Techniques include label-free, isotopic labelling and isobaric labelling quantitation. Label-free quantitation (left panel) is based on the mass spectrometry level and can be achieved through either spectral count or extracted ion chromatograms; labelled strategies can be achieved at both the mass spectrometry and tandem mass spectrometry (MS/MS) levels. Samples labelled with an isotopic labelling strategy (middle panel) can be quantified through the mass defect on the mass spectrometry level, whereas isobaric-labelled samples (right panel) are quantified on the MS/MS level. Bottom panel reprinted with permission from ref. , Wiley.

Fig. 5. From nature to medicine.

a, Generalized scheme of peptide sources and the peptidomics analysis pipeline.

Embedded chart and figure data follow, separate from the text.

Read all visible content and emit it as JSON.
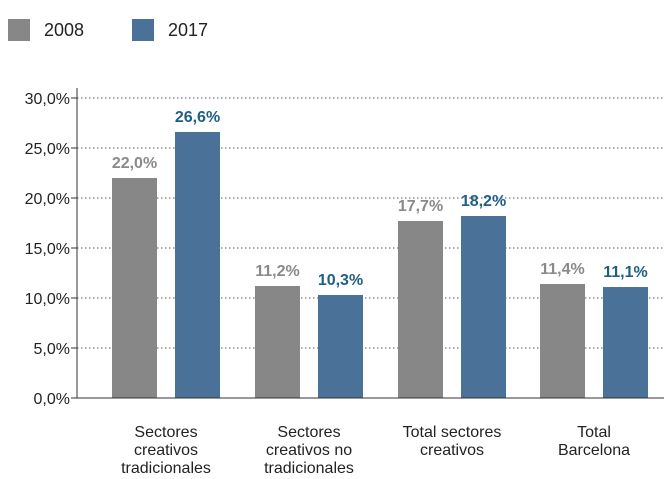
{
  "chart_data": {
    "type": "bar",
    "categories": [
      [
        "Sectores",
        "creativos",
        "tradicionales"
      ],
      [
        "Sectores",
        "creativos no",
        "tradicionales"
      ],
      [
        "Total sectores",
        "creativos"
      ],
      [
        "Total",
        "Barcelona"
      ]
    ],
    "series": [
      {
        "name": "2008",
        "color": "#878787",
        "values": [
          22.0,
          11.2,
          17.7,
          11.4
        ],
        "value_labels": [
          "22,0%",
          "11,2%",
          "17,7%",
          "11,4%"
        ]
      },
      {
        "name": "2017",
        "color": "#4a7299",
        "values": [
          26.6,
          10.3,
          18.2,
          11.1
        ],
        "value_labels": [
          "26,6%",
          "10,3%",
          "18,2%",
          "11,1%"
        ]
      }
    ],
    "label_colors": [
      "#8a8a8a",
      "#1f5f86"
    ],
    "y_ticks": [
      0,
      5,
      10,
      15,
      20,
      25,
      30
    ],
    "y_tick_labels": [
      "0,0%",
      "5,0%",
      "10,0%",
      "15,0%",
      "20,0%",
      "25,0%",
      "30,0%"
    ],
    "ylim": [
      0,
      30
    ],
    "grid": "horizontal-dotted",
    "legend": "top-left",
    "title": "",
    "xlabel": "",
    "ylabel": ""
  }
}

During structural elucidation, the complexity of spectral annotation will increase with the structural complexity of the peptides (for example, by post-translational modifications such as disulfide bond formation, cyclization). b, After peptide analysis, desired products are scaled up by chemical synthesis or synthetic biology (heterologous expression in various host organisms) for mode of action studies and pharmacological analysis. c, Optimization of the lead peptides (for example, insulin, bradykinin potentiating factor or vancomycin) by medicinal chemistry. Optimization is a multi-step process, including pharmacophore analysis, chemical synthesis, molecule library preparation and screening, structure–activity studies and pharmacology to generate optimized peptide or peptidomimetic drug candidates (for example, insulin detemir, captopril or telavancin) for applications in medicine. Structural alterations during lead to drug optimization are highlighted by pale yellow ovals (peptide backbones are coloured blue and red).